"Stadt aus Holz" in Bad Aibling

Die „city of wood“ wächst auf dem Gelände einer ehemaligen Kaserne in Bad Aibling zu einem riesigen Experimentierfeld für Bautechnik und Architektur aus Holz heran. Wir von der Redaktion der dach+holzbau haben das Versuchsgelände Ende Februar besucht und die neuesten Infos und Fotos mitgebracht.

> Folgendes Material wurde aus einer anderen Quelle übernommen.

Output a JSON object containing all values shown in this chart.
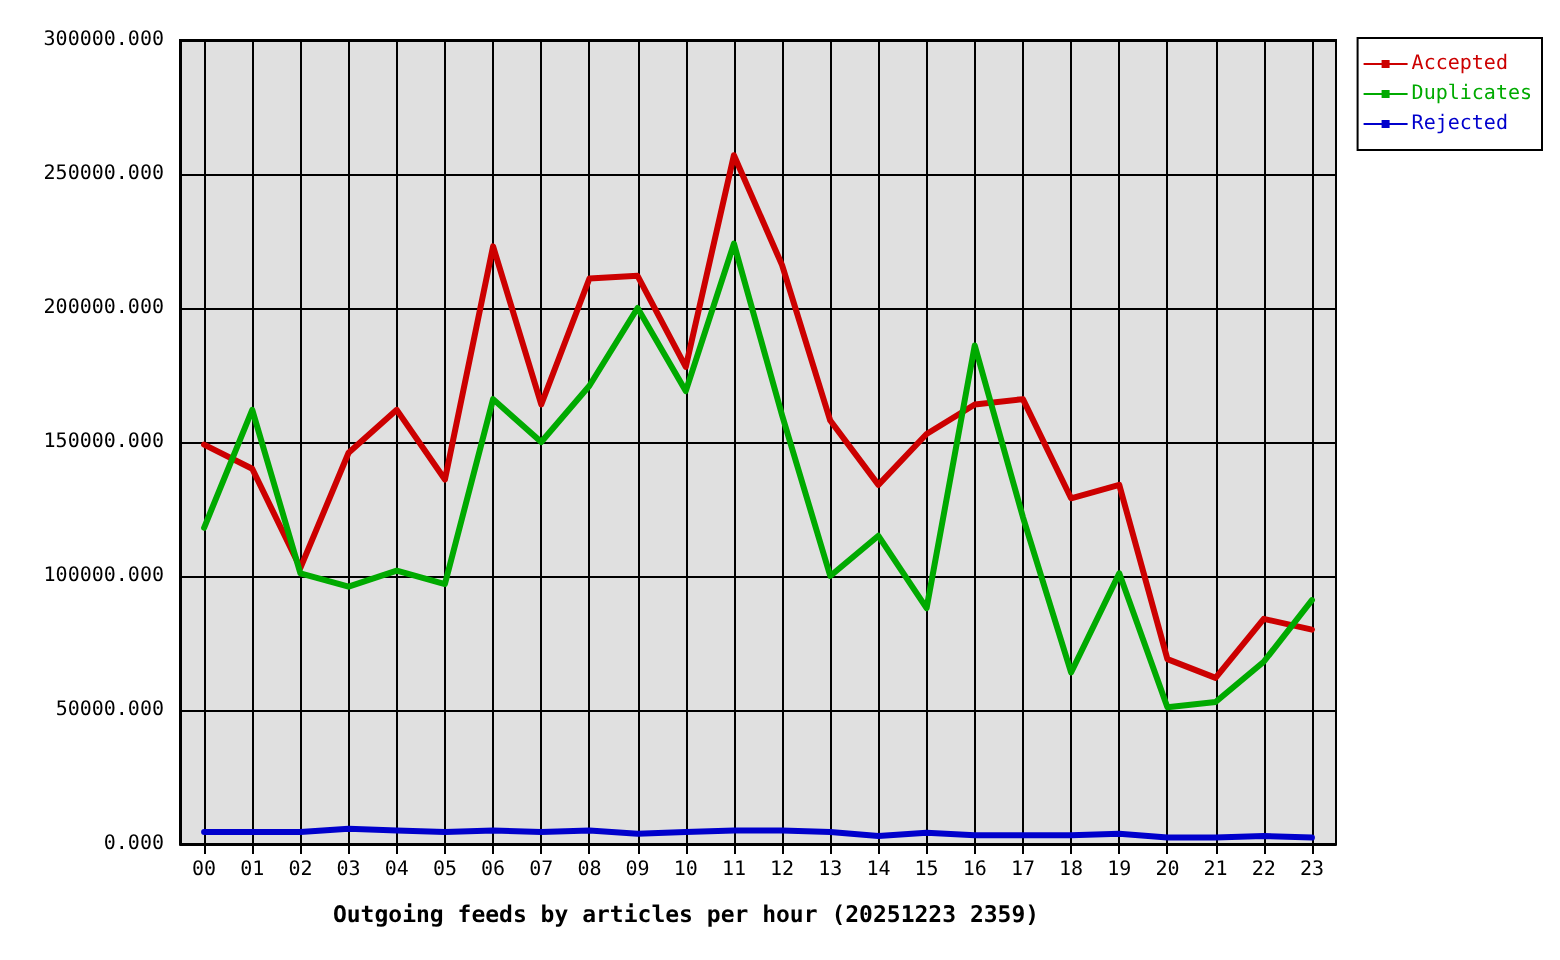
{
  "chart_data": {
    "type": "line",
    "xlabel": "Outgoing feeds by articles per hour (20251223 2359)",
    "categories": [
      "00",
      "01",
      "02",
      "03",
      "04",
      "05",
      "06",
      "07",
      "08",
      "09",
      "10",
      "11",
      "12",
      "13",
      "14",
      "15",
      "16",
      "17",
      "18",
      "19",
      "20",
      "21",
      "22",
      "23"
    ],
    "series": [
      {
        "name": "Accepted",
        "color": "#cc0000",
        "values": [
          149000,
          140000,
          103000,
          146000,
          162000,
          136000,
          223000,
          164000,
          211000,
          212000,
          178000,
          257000,
          216000,
          158000,
          134000,
          153000,
          164000,
          166000,
          129000,
          134000,
          69000,
          62000,
          84000,
          80000
        ]
      },
      {
        "name": "Duplicates",
        "color": "#00aa00",
        "values": [
          118000,
          162000,
          101000,
          96000,
          102000,
          97000,
          166000,
          150000,
          171000,
          200000,
          169000,
          224000,
          160000,
          100000,
          115000,
          88000,
          186000,
          122000,
          64000,
          101000,
          51000,
          53000,
          68000,
          91000
        ]
      },
      {
        "name": "Rejected",
        "color": "#0000cc",
        "values": [
          4500,
          4500,
          4500,
          5700,
          5000,
          4500,
          5000,
          4500,
          5000,
          3800,
          4500,
          5000,
          5000,
          4500,
          3000,
          4200,
          3300,
          3300,
          3300,
          3800,
          2400,
          2400,
          3000,
          2400
        ]
      }
    ],
    "ylim": [
      0,
      300000
    ],
    "yticks": [
      {
        "value": 0,
        "label": "0.000"
      },
      {
        "value": 50000,
        "label": "50000.000"
      },
      {
        "value": 100000,
        "label": "100000.000"
      },
      {
        "value": 150000,
        "label": "150000.000"
      },
      {
        "value": 200000,
        "label": "200000.000"
      },
      {
        "value": 250000,
        "label": "250000.000"
      },
      {
        "value": 300000,
        "label": "300000.000"
      }
    ],
    "grid": true,
    "legend": "top right",
    "marker": "none",
    "line_style": "solid"
  }
}
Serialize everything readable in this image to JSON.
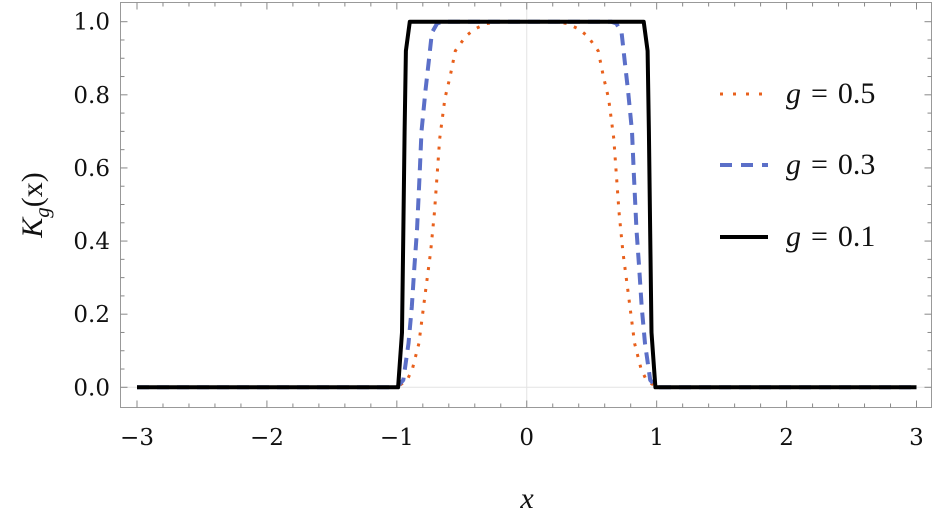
{
  "chart_data": {
    "type": "line",
    "title": "",
    "xlabel": "x",
    "ylabel": "K_g(x)",
    "ylabel_parts": {
      "main": "K",
      "sub": "g",
      "arg": "(x)"
    },
    "xlim": [
      -3,
      3
    ],
    "ylim": [
      0,
      1
    ],
    "x_ticks": [
      -3,
      -2,
      -1,
      0,
      1,
      2,
      3
    ],
    "x_tick_labels": [
      "−3",
      "−2",
      "−1",
      "0",
      "1",
      "2",
      "3"
    ],
    "y_ticks": [
      0,
      0.2,
      0.4,
      0.6,
      0.8,
      1.0
    ],
    "y_tick_labels": [
      "0.0",
      "0.2",
      "0.4",
      "0.6",
      "0.8",
      "1.0"
    ],
    "grid": false,
    "zero_lines": true,
    "legend_placement": "right",
    "series": [
      {
        "name": "g = 0.5",
        "legend": {
          "var": "g",
          "eq": "=",
          "val": "0.5"
        },
        "color": "#E8601C",
        "style": "dotted",
        "x": [
          -3,
          -1,
          -0.92,
          -0.88,
          -0.83,
          -0.78,
          -0.74,
          -0.71,
          -0.69,
          -0.67,
          -0.63,
          -0.59,
          -0.55,
          -0.47,
          -0.4,
          -0.31,
          -0.2,
          0.2,
          0.31,
          0.4,
          0.47,
          0.55,
          0.59,
          0.63,
          0.67,
          0.69,
          0.71,
          0.74,
          0.78,
          0.83,
          0.88,
          0.92,
          1,
          3
        ],
        "y": [
          0,
          0,
          0.02,
          0.05,
          0.12,
          0.26,
          0.37,
          0.48,
          0.58,
          0.68,
          0.79,
          0.85,
          0.92,
          0.96,
          0.98,
          0.995,
          1,
          1,
          0.995,
          0.98,
          0.96,
          0.92,
          0.85,
          0.79,
          0.68,
          0.58,
          0.48,
          0.37,
          0.26,
          0.12,
          0.05,
          0.02,
          0,
          0
        ]
      },
      {
        "name": "g = 0.3",
        "legend": {
          "var": "g",
          "eq": "=",
          "val": "0.3"
        },
        "color": "#5B6FC8",
        "style": "dashed",
        "x": [
          -3,
          -1,
          -0.95,
          -0.91,
          -0.885,
          -0.865,
          -0.845,
          -0.825,
          -0.81,
          -0.78,
          -0.755,
          -0.73,
          -0.69,
          -0.65,
          0.65,
          0.69,
          0.73,
          0.755,
          0.78,
          0.81,
          0.825,
          0.845,
          0.865,
          0.885,
          0.91,
          0.95,
          1,
          3
        ],
        "y": [
          0,
          0,
          0.02,
          0.12,
          0.22,
          0.33,
          0.43,
          0.58,
          0.7,
          0.81,
          0.89,
          0.97,
          0.995,
          1,
          1,
          0.995,
          0.97,
          0.89,
          0.81,
          0.7,
          0.58,
          0.43,
          0.33,
          0.22,
          0.12,
          0.02,
          0,
          0
        ]
      },
      {
        "name": "g = 0.1",
        "legend": {
          "var": "g",
          "eq": "=",
          "val": "0.1"
        },
        "color": "#000000",
        "style": "solid",
        "x": [
          -3,
          -0.99,
          -0.96,
          -0.95,
          -0.94,
          -0.93,
          -0.9,
          0.9,
          0.93,
          0.94,
          0.95,
          0.96,
          0.99,
          3
        ],
        "y": [
          0,
          0,
          0.15,
          0.42,
          0.7,
          0.92,
          1,
          1,
          0.92,
          0.7,
          0.42,
          0.15,
          0,
          0
        ]
      }
    ]
  }
}
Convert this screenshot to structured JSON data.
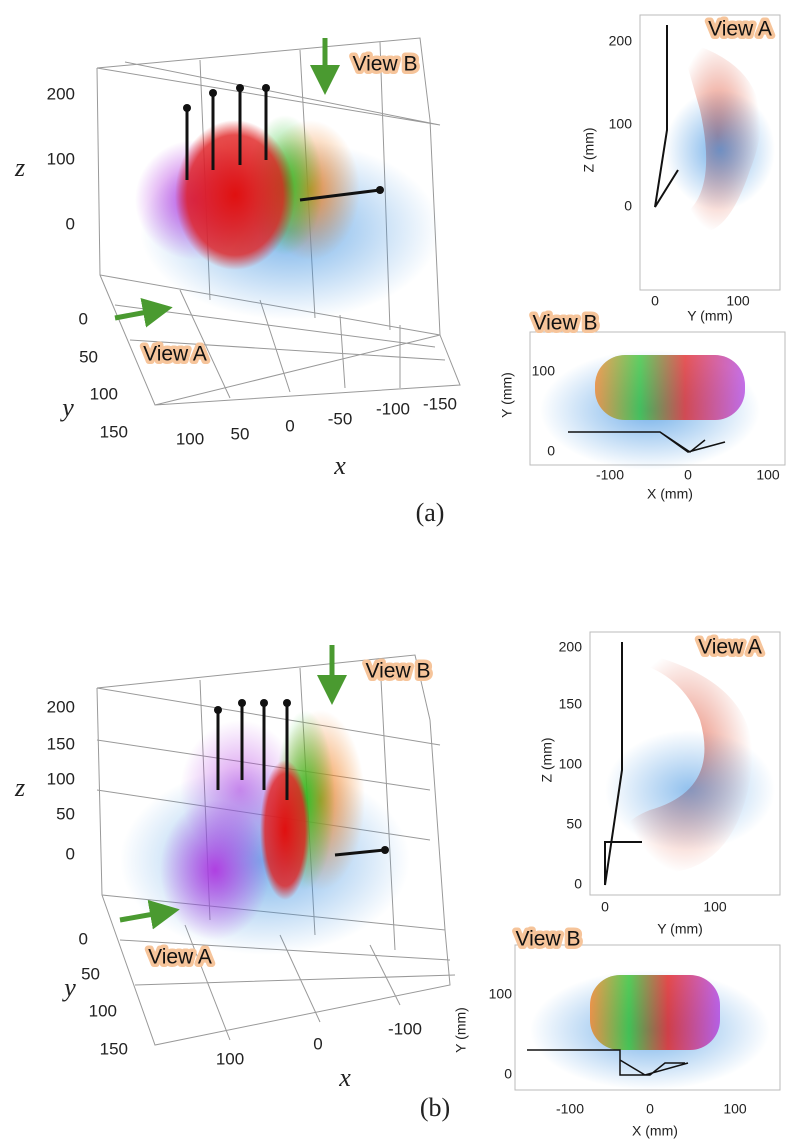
{
  "panels": [
    {
      "label": "(a)",
      "view3d": {
        "x_label": "x",
        "y_label": "y",
        "z_label": "z",
        "view_a": "View A",
        "view_b": "View B",
        "zticks": [
          200,
          100,
          0
        ],
        "yticks": [
          0,
          50,
          100,
          150
        ],
        "xticks": [
          100,
          50,
          0,
          -50,
          -100,
          -150
        ]
      },
      "view_a": {
        "title": "View A",
        "xlabel": "Y (mm)",
        "ylabel": "Z (mm)",
        "xticks": [
          0,
          100
        ],
        "yticks": [
          0,
          100,
          200
        ]
      },
      "view_b": {
        "title": "View B",
        "xlabel": "X (mm)",
        "ylabel": "Y (mm)",
        "xticks": [
          -100,
          0,
          100
        ],
        "yticks": [
          0,
          100
        ]
      }
    },
    {
      "label": "(b)",
      "view3d": {
        "x_label": "x",
        "y_label": "y",
        "z_label": "z",
        "view_a": "View A",
        "view_b": "View B",
        "zticks": [
          200,
          150,
          100,
          50,
          0
        ],
        "yticks": [
          0,
          50,
          100,
          150
        ],
        "xticks": [
          100,
          0,
          -100
        ]
      },
      "view_a": {
        "title": "View A",
        "xlabel": "Y (mm)",
        "ylabel": "Z (mm)",
        "xticks": [
          0,
          100
        ],
        "yticks": [
          0,
          50,
          100,
          150,
          200
        ]
      },
      "view_b": {
        "title": "View B",
        "xlabel": "X (mm)",
        "ylabel": "Y (mm)",
        "xticks": [
          -100,
          0,
          100
        ],
        "yticks": [
          0,
          100
        ]
      }
    }
  ]
}
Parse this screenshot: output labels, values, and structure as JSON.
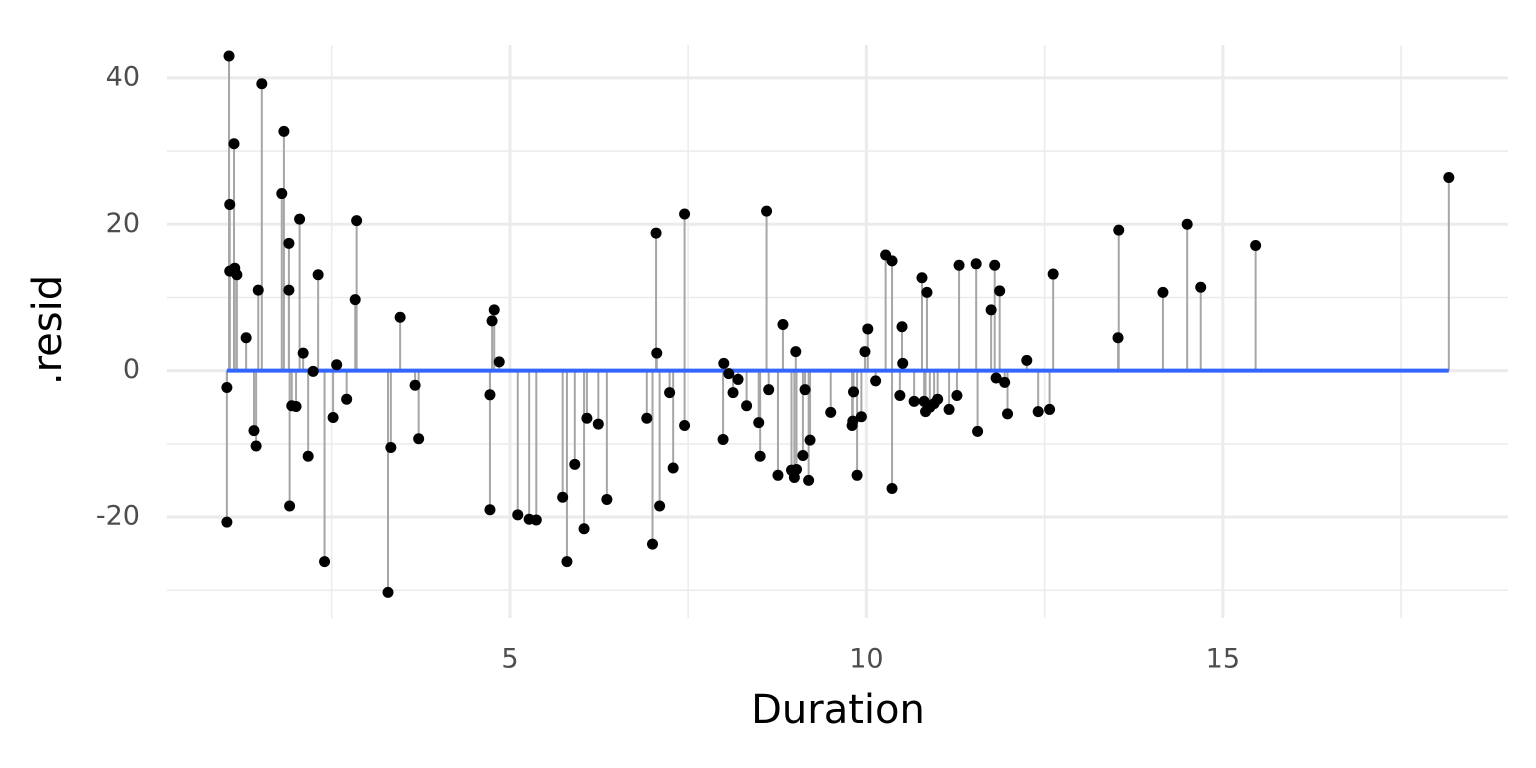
{
  "chart_data": {
    "type": "scatter",
    "stems": true,
    "xlabel": "Duration",
    "ylabel": ".resid",
    "x": [
      1.03,
      1.03,
      1.06,
      1.07,
      1.07,
      1.13,
      1.14,
      1.17,
      1.3,
      1.41,
      1.44,
      1.47,
      1.52,
      1.8,
      1.83,
      1.9,
      1.9,
      1.91,
      1.94,
      2.0,
      2.05,
      2.1,
      2.17,
      2.24,
      2.31,
      2.4,
      2.52,
      2.57,
      2.71,
      2.83,
      2.85,
      3.29,
      3.33,
      3.46,
      3.67,
      3.72,
      4.72,
      4.72,
      4.75,
      4.78,
      4.85,
      5.11,
      5.27,
      5.37,
      5.74,
      5.8,
      5.91,
      6.04,
      6.08,
      6.24,
      6.36,
      6.92,
      7.0,
      7.05,
      7.06,
      7.1,
      7.24,
      7.29,
      7.45,
      7.45,
      7.99,
      8.0,
      8.07,
      8.13,
      8.2,
      8.32,
      8.49,
      8.51,
      8.6,
      8.63,
      8.76,
      8.83,
      8.95,
      8.99,
      9.02,
      9.01,
      9.11,
      9.14,
      9.19,
      9.21,
      9.5,
      9.8,
      9.81,
      9.82,
      9.87,
      9.93,
      9.98,
      10.02,
      10.13,
      10.27,
      10.36,
      10.36,
      10.47,
      10.5,
      10.51,
      10.67,
      10.78,
      10.81,
      10.83,
      10.85,
      10.89,
      10.95,
      11.0,
      11.16,
      11.27,
      11.3,
      11.54,
      11.56,
      11.75,
      11.8,
      11.82,
      11.87,
      11.94,
      11.98,
      12.25,
      12.41,
      12.57,
      12.62,
      13.53,
      13.54,
      14.16,
      14.5,
      14.69,
      15.46,
      18.17
    ],
    "values": [
      -2.3,
      -20.7,
      43.0,
      22.7,
      13.6,
      31.0,
      14.0,
      13.1,
      4.5,
      -8.2,
      -10.3,
      11.0,
      39.2,
      24.2,
      32.7,
      17.4,
      11.0,
      -18.5,
      -4.8,
      -4.9,
      20.7,
      2.4,
      -11.7,
      -0.1,
      13.1,
      -26.1,
      -6.4,
      0.8,
      -3.9,
      9.7,
      20.5,
      -30.3,
      -10.5,
      7.3,
      -2.0,
      -9.3,
      -3.3,
      -19.0,
      6.8,
      8.3,
      1.2,
      -19.7,
      -20.3,
      -20.4,
      -17.3,
      -26.1,
      -12.8,
      -21.6,
      -6.5,
      -7.3,
      -17.6,
      -6.5,
      -23.7,
      18.8,
      2.4,
      -18.5,
      -3.0,
      -13.3,
      21.4,
      -7.5,
      -9.4,
      1.0,
      -0.4,
      -3.0,
      -1.2,
      -4.8,
      -7.1,
      -11.7,
      21.8,
      -2.6,
      -14.3,
      6.3,
      -13.6,
      -14.6,
      -13.5,
      2.6,
      -11.6,
      -2.6,
      -15.0,
      -9.5,
      -5.7,
      -7.5,
      -6.9,
      -2.9,
      -14.3,
      -6.3,
      2.6,
      5.7,
      -1.4,
      15.8,
      15.0,
      -16.1,
      -3.4,
      6.0,
      1.0,
      -4.2,
      12.7,
      -4.2,
      -5.6,
      10.7,
      -5.0,
      -4.5,
      -3.9,
      -5.3,
      -3.4,
      14.4,
      14.6,
      -8.3,
      8.3,
      14.4,
      -1.0,
      10.9,
      -1.6,
      -5.9,
      1.4,
      -5.6,
      -5.3,
      13.2,
      4.5,
      19.2,
      10.7,
      20.0,
      11.4,
      17.1,
      26.4
    ],
    "color": "#000000",
    "stem_color": "#a6a6a6",
    "reference_line": {
      "x": [
        1.03,
        18.17
      ],
      "values": [
        0,
        0
      ],
      "color": "#3366ff"
    },
    "xlim": [
      0.19,
      19.0
    ],
    "xticks": [
      5,
      10,
      15
    ],
    "xticks_minor": [
      2.5,
      7.5,
      12.5,
      17.5
    ],
    "ylim": [
      -33.8,
      44.5
    ],
    "yticks": [
      -20,
      0,
      20,
      40
    ],
    "yticks_minor": [
      -30,
      -10,
      10,
      30
    ],
    "grid": true
  }
}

Es ist ein beglückendes Erlebnis, ein Gelände zu erkunden, auf dem so viele gelungene Holzbauten entstehen. Gemeint ist damit die „city of wood“ auf dem Areal eines ehemaligen Fliegerhorstes der Nationalsozialisten in Bad Aibling. Vor elf Jahren erwarb die B&O Gruppe die 70 Hektar große Militärbrache von der Bundesanstalt für Immobilienaufgaben (BImA) und ließ sich damit auf ein großes Wagnis ein.

Ein Stadtentwickler, der aus dem Handwerk kommt

Zur Jahrtausendwende erfand sich die B&O neu: Einst einer der größten Dachdeckerbetriebe Deutschlands ist sie heute ein bedeutender Dienstleister der Wohnungswirtschaft. Sie saniert und repariert den Wohnbestand der großen Immobilienbesitzer. Die B&O tut dies mit Mitarbeitern, die tatsächlich gewerkeübergreifend arbeiten und liefert dadurch alles aus einer Hand.

Als sie 2005 das Areal in Bad Aibling kaufte, erwarb sie nicht nur 52 alte Militärgebäude sondern auch die daran haftende Geschichte. Aus den Mannschaftsgebäuden der Kaserne, die nach dem Zweiten Weltkrieg ein Gefangenenlager der US-Army waren, machte sie ein schickes Hotel. Die unrühmliche Geschichte des Ortes wird auf dem Gelände auch heute noch an den ins riesenhafte vergrößerten „Golfbällen“ sichtbar – Überreste der Folgenutzung als Abhörzentrale der USA. Der zwischen den Bestandsbauten auf dem Areal freie Platz wächst seit einigen Jahren zu einem riesigen Experimentierfeld für Bautechnik und Architektur aus Holz heran.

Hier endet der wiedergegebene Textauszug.